The lab had another experiment in magnetic resonance imaging better known today as MRI. At the time we had the closest thing to an MRI machine that existed, but it could only image crystal structures - not organic material like people. Our lab may have been the precursor to the whole field of MRI as it exists today as a medical diagnostic tool. I do remember the huge magnet and the pumps to keep it cool. This was all when I was still a student and was my part-time job.
Bourbon Popsicles
When I stopped going to school, however, I applied for, and got, a position as a full-time technician in the technical maintenance department. Up there we had some interesting equipment too.

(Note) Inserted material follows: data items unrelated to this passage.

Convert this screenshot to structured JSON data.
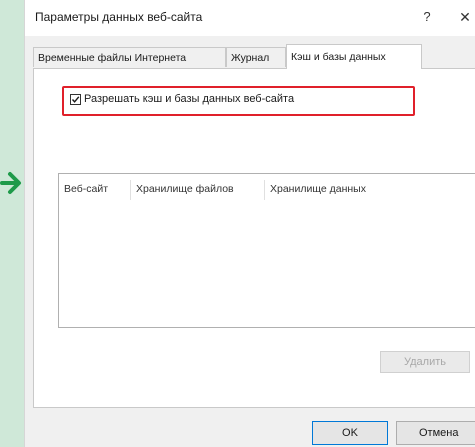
{
  "dialog": {
    "title": "Параметры данных веб-сайта",
    "help_symbol": "?",
    "close_symbol": "✕"
  },
  "tabs": [
    {
      "label": "Временные файлы Интернета",
      "active": false
    },
    {
      "label": "Журнал",
      "active": false
    },
    {
      "label": "Кэш и базы данных",
      "active": true
    }
  ],
  "cache_tab": {
    "allow_checkbox": {
      "label": "Разрешать кэш и базы данных веб-сайта",
      "checked": true
    },
    "table": {
      "columns": [
        "Веб-сайт",
        "Хранилище файлов",
        "Хранилище данных"
      ],
      "rows": []
    },
    "delete_label": "Удалить"
  },
  "footer": {
    "ok_label": "OK",
    "cancel_label": "Отмена"
  },
  "colors": {
    "highlight": "#e0202a",
    "arrow": "#1f9a4a",
    "background": "#cfe8d8",
    "focus": "#0078d7"
  },
  "icons": {
    "arrow": "arrow-right-icon",
    "check": "checkmark-icon"
  }
}
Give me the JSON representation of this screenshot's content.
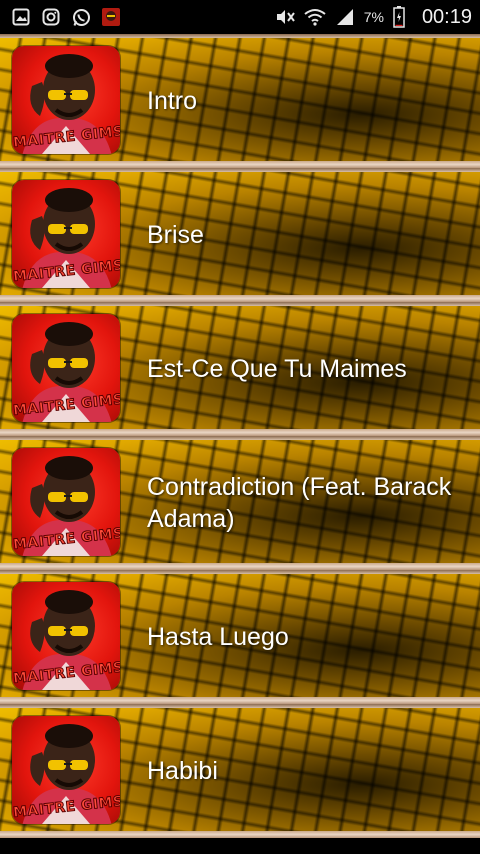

For one experiment it was necessary to drop the temperature in a small chamber to as close to absolute zero as possible. That's minus 273 degrees Fahrenheit. In order to do this you had to start with something pretty cold, and that was liquid nitrogen. We had a tank of it. Liquid nitrogen is interesting stuff. I believe it is about minus 80 degrees Fahrenheit and is the common gas nitrogen, in liquid form. The interesting thing about it was that it was possible to pour it into a thermos like container or even a properly insulated beaker and not have it all boil away immediately. There was just enough time to make what soon became a trademark of the lab, bourbon popsicles.
Our intrepid head technician came up with the idea one day and brought in a bottle of bourbon and some popsicle sticks. Here is how you make a bourbon popsicle; fill a test tube with bourbon, then fill a beaker with liquid nitrogen, place a stick in the bourbon filled test tube and dunk it in the liquid nitrogen. Voila - the bourbon froze and out came a bourbon popsicle. The only problem with bourbon popsicles was that you had to lick them pretty gingerly. If not, your tongue could freeze to it.